10 thoughts on “San Bernardino

  1. It’s been a long, difficult day in the IE! San Bernardino has recently been reported to be the most crime-ridden city in the State, and perhaps even in the country. It has always had a dark criminal element, and it probably should not be a surprise that there should be major incidents in the vicinity. That, however, does not excuse the suffering imposed on so many people by one or two, whether terrorist (international terrorism) or simply a disgruntled employee. To quote one of the presidential candidates, I refuse to accept this as normal — unfortunately, I believe that we are not yet ready to say that it will be all right.

    San Bernardino and Redlands are places that were, within my lifetime, where people went for the clean, healing air — where much of California’s citrus was grown, beautiful gateways to the San Bernardino mountains. Many times I have driven through both — I have been right past the locations of today’s incidents, and have worked intensively with people at Loma Linda, one of the hospitals that took in today’s victims — a most impressive hospital and medical university.

    Again — it’s been a long, difficult day in the IE — and it affects us all!

    • No, a city’s ambiance does not excuse the carnage, such as we witnessed yesterday. We are, indeed, all Bernardinistas at this time, and as a nation we have to be better. Loma Linda is an exemplary hospital, and my late wife’s grandfather was one of its early benefactors. Her SDA relatives lived in Loma Linda for three decades.

  2. The anniversary of Sandy Hook is coming up, yet we are no closer to a resolution.
    More and more proof that it doesn’t matter where or why or who, at any point someone can make a decision that wreaks havoc on everyone else.
    I’m especially saddened for those most directly affected.

  3. There was an article in the L.A. Times a few days back discussing the fact that San Bernadino is slowly crawling out of it’s bankruptcy.

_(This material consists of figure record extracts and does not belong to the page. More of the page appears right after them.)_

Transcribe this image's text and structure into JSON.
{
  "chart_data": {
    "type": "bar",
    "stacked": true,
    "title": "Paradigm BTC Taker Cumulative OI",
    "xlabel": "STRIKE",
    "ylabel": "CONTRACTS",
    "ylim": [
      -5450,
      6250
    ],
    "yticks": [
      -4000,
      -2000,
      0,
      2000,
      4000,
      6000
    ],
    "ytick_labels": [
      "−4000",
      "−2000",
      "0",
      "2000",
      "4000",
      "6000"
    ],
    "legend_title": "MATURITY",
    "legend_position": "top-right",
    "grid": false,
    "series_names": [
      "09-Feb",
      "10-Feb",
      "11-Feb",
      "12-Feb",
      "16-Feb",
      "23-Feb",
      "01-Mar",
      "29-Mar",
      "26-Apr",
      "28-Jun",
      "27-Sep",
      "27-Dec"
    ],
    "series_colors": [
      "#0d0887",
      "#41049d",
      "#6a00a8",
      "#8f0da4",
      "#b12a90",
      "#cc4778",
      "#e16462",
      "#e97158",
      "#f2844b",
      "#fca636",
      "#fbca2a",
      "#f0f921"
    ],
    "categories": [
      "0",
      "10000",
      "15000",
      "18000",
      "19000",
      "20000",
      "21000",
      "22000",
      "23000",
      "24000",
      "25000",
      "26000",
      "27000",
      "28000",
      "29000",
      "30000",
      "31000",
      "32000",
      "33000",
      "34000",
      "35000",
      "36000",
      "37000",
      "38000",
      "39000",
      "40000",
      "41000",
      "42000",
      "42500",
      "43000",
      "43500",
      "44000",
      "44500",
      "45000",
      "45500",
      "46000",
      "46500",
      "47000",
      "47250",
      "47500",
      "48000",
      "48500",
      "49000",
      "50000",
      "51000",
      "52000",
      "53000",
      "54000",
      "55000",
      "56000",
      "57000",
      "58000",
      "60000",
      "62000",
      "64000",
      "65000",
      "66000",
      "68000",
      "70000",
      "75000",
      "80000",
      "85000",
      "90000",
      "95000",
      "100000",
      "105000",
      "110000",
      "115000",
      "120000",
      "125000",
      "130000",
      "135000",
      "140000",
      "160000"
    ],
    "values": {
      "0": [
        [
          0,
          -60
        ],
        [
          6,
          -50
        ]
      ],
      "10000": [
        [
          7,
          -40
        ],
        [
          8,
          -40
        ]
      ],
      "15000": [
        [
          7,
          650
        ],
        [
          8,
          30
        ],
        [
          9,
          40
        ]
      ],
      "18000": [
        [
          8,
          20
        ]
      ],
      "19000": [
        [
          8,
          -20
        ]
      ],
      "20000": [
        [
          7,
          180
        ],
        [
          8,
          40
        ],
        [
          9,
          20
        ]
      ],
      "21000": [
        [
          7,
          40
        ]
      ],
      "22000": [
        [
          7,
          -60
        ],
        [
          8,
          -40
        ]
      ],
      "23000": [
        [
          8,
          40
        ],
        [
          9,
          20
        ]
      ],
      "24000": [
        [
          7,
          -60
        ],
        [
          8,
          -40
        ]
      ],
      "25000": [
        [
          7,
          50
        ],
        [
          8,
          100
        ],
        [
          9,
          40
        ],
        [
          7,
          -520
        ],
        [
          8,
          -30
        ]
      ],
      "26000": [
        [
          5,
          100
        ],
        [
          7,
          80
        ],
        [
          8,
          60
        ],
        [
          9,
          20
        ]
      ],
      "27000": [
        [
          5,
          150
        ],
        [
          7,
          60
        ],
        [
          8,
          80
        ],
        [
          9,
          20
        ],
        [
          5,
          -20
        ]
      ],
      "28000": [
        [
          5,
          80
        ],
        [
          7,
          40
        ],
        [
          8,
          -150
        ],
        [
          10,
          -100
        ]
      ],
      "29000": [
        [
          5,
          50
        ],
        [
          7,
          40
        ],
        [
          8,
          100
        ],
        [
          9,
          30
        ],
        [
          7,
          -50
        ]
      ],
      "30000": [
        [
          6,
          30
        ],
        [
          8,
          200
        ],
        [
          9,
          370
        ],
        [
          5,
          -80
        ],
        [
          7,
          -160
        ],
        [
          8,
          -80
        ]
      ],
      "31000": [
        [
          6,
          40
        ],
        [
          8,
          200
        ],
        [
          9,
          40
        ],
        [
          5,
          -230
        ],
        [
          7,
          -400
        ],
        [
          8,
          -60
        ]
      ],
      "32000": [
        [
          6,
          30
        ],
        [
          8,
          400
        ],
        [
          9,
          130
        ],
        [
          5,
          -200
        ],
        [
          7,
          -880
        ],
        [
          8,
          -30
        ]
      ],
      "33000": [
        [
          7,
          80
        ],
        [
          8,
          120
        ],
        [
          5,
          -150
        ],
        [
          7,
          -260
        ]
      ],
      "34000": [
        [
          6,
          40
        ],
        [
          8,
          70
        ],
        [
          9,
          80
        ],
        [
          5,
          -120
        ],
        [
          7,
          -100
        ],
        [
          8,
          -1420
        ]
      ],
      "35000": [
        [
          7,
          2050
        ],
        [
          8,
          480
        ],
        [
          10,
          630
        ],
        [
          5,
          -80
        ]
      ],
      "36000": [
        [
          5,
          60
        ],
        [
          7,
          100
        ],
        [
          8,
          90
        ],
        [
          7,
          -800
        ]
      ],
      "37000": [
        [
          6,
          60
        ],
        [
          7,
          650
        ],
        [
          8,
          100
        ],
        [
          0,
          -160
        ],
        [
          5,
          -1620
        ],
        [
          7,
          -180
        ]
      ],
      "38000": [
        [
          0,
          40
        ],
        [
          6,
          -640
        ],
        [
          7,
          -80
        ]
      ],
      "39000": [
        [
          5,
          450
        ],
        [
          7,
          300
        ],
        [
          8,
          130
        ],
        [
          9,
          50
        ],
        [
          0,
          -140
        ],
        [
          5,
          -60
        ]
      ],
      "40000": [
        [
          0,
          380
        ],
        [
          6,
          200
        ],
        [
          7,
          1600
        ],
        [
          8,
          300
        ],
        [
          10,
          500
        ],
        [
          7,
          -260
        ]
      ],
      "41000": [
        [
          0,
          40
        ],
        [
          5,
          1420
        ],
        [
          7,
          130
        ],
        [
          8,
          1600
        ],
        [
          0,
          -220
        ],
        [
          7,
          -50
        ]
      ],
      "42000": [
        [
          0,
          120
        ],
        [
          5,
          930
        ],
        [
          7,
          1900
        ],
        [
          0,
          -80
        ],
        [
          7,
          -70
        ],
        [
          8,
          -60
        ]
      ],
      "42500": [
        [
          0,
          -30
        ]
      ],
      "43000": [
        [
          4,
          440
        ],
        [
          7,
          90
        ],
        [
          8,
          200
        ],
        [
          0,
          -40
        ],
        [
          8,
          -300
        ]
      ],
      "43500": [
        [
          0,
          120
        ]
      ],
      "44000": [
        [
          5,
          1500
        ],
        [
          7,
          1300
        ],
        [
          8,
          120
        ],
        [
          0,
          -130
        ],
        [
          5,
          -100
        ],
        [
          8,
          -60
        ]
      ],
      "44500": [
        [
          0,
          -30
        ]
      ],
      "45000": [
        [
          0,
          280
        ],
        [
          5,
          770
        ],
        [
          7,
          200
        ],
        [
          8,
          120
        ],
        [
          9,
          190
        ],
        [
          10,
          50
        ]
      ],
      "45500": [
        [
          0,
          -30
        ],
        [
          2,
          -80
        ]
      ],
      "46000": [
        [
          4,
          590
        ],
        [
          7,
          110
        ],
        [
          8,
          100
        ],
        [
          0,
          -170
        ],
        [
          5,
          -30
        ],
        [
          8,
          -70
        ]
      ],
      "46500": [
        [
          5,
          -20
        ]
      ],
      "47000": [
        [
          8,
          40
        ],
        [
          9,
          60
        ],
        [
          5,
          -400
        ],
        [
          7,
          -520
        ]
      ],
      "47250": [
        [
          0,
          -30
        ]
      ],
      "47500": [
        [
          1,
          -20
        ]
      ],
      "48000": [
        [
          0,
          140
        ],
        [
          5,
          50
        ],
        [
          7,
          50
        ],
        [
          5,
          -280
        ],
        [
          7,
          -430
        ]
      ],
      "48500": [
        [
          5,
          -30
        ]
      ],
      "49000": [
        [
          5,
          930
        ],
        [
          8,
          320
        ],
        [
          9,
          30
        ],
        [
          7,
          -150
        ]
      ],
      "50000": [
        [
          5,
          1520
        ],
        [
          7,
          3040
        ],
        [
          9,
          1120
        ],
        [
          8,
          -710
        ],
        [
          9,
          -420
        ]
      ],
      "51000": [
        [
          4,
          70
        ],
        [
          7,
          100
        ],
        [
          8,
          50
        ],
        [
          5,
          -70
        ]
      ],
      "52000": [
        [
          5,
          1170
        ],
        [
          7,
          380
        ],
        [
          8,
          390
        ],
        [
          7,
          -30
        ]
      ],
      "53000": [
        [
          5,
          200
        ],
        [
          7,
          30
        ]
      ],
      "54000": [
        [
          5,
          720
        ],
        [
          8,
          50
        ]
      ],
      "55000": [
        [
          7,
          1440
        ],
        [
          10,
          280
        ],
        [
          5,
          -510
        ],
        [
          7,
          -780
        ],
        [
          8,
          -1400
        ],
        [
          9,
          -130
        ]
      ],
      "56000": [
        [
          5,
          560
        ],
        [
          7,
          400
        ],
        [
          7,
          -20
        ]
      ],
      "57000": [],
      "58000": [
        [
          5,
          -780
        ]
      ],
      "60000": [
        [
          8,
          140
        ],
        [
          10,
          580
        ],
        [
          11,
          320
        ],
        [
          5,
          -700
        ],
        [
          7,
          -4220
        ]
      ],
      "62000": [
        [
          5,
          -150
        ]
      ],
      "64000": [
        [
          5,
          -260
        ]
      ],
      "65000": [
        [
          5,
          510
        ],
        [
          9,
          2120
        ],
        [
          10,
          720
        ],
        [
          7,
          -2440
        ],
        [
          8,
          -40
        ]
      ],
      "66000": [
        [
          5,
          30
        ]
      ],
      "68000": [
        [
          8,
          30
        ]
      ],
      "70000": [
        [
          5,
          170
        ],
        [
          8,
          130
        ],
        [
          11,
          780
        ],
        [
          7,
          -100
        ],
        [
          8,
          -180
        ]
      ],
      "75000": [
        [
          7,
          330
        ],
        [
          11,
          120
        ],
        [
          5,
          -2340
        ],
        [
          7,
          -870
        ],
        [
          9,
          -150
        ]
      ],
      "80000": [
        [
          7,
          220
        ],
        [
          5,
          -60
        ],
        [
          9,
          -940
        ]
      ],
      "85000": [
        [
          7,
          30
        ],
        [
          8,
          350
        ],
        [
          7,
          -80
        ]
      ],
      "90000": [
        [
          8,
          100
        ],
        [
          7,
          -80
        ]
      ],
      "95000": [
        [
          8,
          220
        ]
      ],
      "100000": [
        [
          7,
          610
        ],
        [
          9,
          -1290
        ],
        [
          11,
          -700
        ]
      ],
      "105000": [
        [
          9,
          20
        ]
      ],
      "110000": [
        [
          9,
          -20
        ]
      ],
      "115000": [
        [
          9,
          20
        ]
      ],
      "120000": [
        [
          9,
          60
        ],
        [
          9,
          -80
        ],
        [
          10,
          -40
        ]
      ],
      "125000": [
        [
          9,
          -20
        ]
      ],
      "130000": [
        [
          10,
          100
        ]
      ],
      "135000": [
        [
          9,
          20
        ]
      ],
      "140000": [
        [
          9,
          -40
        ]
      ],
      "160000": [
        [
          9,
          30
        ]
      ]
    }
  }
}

I went on Google maps and planned an itinerary for a Photo Expedition to both San Berdoo and Riverside…but when I’m that…close…to Lake Arrowhead, I want to procure the keys to the cabin and stay for a few days.

    It’s closing in on wintertime, so I’ll wait for any trips up near the hills till after snow melt. (Although God knows what’s in store with “El Nino” on the horizon all across the state.)

    I always cringe when I see things like “Pray for San Bernadino”. It’s just a place. These seemingly random acts of violence are almost like a virus, affecting the “he was a quiet guy” sort of people who they later find bunches of questionable material on their computers. The seem to be happening everywhere. No one is “safe”. Because the “terrorists” are right down the street. (I wrote an essay following 9/11 back when I was on Geocities proclaiming that it isn’t strangers from other countries we have to worry about. It’s the quiet guy who lives in a part of town which we never visit.

    The first thing I think of in this particular instance is that the couple who were gunned down just had a baby. I’m grieving for this poor soul, who will be marked by this incident their whole life. If someone is touched so much in the head that they would go on a killing spree, why have kids for heaven’s sake. That really angers me.

    I think I’ll still plan on taking a photo expedition to San Berdoo as well, perhaps next Spring. I used to deliver merchandise up there when I was a truck driver for the FedMart chain in the 70s. I consider all of Southern California my back yard.

    It’s not the place, it’s the demented mind of certain segments of humanity, and they live anywhere and everywhere, and I have no idea how society is going to “fix” this. Humanity has lost common sense and morality. And it seems to be getting worse as I (we) age. And the perpetrators are all so young, and hopelessly lost. (Not all are young, granted, but a good number of them are.)